Some of those people – three or four former employees – have revealed that the company complied with a classified US government demand to scan hundreds of millions of Yahoo Mail accounts for the NSA (National Security Agency) or FBI.
It is understood that the request came in the form of a classified edict sent to the company’s legal team that asked Yahoo to search incoming correspondence for something specific (it isn’t clear what though.)
Reuters was unable to determine what, if any, data was handed over. Yahoo did, however, offer a brief – though not very insightful – statement:
Yahoo is a law abiding company, and complies with the laws of the United States.
The decision by Yahoo to spy on its users on behalf of the US government is also alleged to have led to the hitherto unexplained departure of Chief Information Security Officer Alex Stamos, who is now at Facebook.
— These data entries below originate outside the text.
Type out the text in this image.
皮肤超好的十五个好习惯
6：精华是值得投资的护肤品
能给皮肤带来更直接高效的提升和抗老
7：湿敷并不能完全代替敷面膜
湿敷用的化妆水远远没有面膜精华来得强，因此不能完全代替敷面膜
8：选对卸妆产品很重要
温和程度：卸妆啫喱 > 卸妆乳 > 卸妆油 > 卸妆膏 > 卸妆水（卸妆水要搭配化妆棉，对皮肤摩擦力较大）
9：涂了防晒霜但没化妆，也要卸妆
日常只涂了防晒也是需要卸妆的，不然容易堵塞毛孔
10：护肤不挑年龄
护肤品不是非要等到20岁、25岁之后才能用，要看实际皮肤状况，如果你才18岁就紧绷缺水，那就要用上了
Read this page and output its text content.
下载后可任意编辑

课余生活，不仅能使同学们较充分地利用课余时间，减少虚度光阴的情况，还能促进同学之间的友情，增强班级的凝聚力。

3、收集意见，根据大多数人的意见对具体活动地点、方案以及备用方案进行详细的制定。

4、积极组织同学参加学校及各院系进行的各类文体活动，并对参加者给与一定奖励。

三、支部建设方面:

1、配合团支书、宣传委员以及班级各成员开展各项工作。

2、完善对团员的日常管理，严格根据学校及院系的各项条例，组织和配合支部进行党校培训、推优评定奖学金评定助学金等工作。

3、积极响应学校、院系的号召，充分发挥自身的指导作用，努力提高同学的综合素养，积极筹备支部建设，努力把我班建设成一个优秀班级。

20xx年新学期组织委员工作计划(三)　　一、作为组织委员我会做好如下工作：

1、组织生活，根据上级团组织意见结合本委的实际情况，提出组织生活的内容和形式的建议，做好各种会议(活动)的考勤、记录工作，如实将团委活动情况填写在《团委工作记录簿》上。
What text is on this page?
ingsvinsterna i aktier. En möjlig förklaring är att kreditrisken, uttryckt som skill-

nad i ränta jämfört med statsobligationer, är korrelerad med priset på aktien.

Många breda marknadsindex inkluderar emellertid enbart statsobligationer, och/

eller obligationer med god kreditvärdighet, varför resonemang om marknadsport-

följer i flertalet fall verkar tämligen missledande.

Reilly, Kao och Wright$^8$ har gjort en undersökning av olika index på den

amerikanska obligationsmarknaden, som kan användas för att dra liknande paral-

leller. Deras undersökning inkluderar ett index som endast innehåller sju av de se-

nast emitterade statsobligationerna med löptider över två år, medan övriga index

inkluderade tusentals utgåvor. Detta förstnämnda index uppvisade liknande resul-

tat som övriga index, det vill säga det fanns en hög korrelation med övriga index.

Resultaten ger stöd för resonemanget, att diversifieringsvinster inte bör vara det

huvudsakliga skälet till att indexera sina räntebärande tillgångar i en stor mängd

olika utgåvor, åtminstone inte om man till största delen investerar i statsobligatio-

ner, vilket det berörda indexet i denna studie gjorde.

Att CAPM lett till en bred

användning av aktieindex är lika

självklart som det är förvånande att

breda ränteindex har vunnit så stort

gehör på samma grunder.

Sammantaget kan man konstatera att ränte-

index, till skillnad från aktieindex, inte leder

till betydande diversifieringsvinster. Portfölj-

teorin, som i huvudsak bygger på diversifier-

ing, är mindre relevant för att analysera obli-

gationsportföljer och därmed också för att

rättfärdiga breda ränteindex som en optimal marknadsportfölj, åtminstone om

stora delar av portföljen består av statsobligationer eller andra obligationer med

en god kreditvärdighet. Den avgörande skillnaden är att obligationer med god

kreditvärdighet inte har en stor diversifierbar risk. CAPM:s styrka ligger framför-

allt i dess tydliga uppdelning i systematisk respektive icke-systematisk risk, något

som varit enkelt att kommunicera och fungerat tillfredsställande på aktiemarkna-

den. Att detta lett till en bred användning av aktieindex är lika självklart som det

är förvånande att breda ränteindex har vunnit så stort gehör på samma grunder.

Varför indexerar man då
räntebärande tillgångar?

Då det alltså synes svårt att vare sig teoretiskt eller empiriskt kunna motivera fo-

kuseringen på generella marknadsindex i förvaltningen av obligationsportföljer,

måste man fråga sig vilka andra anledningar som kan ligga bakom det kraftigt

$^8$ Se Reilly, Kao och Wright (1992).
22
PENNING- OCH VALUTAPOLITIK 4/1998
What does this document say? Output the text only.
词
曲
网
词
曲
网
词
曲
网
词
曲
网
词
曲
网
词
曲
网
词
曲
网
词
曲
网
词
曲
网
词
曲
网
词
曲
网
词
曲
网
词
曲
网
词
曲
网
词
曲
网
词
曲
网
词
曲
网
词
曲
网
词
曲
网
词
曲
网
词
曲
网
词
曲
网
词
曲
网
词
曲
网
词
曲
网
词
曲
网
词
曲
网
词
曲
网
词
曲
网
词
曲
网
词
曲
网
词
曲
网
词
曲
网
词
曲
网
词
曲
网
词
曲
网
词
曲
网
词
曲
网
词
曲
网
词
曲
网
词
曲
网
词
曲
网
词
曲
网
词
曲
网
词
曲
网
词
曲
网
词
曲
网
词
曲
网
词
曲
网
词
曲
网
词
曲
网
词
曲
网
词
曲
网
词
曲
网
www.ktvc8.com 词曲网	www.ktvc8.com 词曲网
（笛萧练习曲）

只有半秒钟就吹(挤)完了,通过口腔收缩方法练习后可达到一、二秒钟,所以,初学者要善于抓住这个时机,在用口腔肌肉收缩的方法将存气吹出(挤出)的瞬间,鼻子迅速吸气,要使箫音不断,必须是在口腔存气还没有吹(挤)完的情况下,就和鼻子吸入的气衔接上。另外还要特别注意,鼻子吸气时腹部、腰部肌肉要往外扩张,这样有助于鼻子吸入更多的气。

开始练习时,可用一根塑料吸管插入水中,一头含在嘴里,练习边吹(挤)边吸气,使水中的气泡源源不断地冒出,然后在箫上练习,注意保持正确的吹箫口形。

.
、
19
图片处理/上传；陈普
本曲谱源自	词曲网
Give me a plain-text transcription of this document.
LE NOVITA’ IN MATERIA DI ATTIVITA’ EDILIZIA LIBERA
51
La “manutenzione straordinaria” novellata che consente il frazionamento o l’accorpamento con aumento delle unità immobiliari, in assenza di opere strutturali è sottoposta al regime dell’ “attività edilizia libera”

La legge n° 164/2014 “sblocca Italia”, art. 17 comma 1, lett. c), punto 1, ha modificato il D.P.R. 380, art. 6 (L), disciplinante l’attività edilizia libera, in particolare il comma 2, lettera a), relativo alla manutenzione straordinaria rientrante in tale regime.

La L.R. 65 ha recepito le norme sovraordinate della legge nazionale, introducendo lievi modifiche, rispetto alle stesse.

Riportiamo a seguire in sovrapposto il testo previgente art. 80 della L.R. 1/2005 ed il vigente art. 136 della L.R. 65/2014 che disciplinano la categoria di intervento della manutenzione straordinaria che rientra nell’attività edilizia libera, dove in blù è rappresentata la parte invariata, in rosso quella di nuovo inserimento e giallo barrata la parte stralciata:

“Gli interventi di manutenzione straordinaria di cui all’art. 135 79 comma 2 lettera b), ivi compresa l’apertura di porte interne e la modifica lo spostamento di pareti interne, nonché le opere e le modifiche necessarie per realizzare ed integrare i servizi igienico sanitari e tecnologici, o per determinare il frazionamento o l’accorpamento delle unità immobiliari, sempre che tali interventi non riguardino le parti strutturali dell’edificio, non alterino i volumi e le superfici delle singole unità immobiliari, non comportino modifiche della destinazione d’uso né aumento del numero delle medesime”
This seems to be the first case of a company being asked to search emails in real time, although US agencies have in the past asked US internet companies to search stored correspondence. One example of that is the Microsoft vs the US Department of Justice case, when Microsoft was deemed as being in contempt of court for not handing over the information requested.
It seems that this kind of surveillance might be an unintended consequence of tech companies’ rush to better encrypt their communications following the discovery of PRISM, XKeyscore and the rest of the NSA bag of tricks revealed by Edward Snowden. According to former NSA General Counsel Stewart Baker:
…with that [encryption] comes added responsibility to do some of the work that had been done by the intelligence agencies.
Yahoo was actually something of a latecomer to the email encryption party, and Menn cites intelligence experts who note that it’s “likely that the NSA or FBI had approached other internet companies with the same demand.”
The other tech giants
Yahoo’s peers have reacted with what the The Wall Street Journal describes as overwhelming denial. Here’s the rundown:
Google has firmly denied even receiving such a demand:
We’ve never received such a request, but if we did, our response would be simple: ‘No way’
Microsoft denied any secret scanning without commenting on whether it had received any demands:
We have never engaged in the secret scanning of email traffic like what has been reported today about Yahoo.
We’ve never received a request like this, and were we to receive it we’d challenge it in a court. […] we are currently suing the Justice Department for the ability to disclose more information about government requests.
Apple, who famously declined to help the FBI crack a dead terrorist’s iPhone earlier this year said:
We have never received a request of this type. If we were to receive one, we would oppose it in court.
And when it asked Facebook, TechCrunch reports that the company responded:
Facebook has never received a request like the one described in these news reports from any government, and if we did we would fight it.
Was information shared?
We took a look at Yahoo’s transparency report for around the time this scanning would have taken place: the spring of 2015.
The actual number of accounts shared was relatively low at 21,000 to 21,499 for the six months from January 1 2015 to June 30 2015. Just one year earlier, an additional 6,000 accounts were shared and two years earlier an additional 9,000 accounts were shared.
While we may never know whether Yahoo did actually share any data as a result of this reported US government request, the company isn’t making the same strong public denial of being involved in secret government email scanning that its competitors are.
This latest revelation comes after a disastrous month for a company that remains huge despite giving the appearance of almost perpetual decline since the 1990s.
In September, the company revealed that “at least” half a billion user accounts had been stolen in a security breach in 2014. Not only did the company take two years to disclose the breach, it also declined to offer its users the most basic protection of a password reset in its aftermath, apparently for fear of losing customers.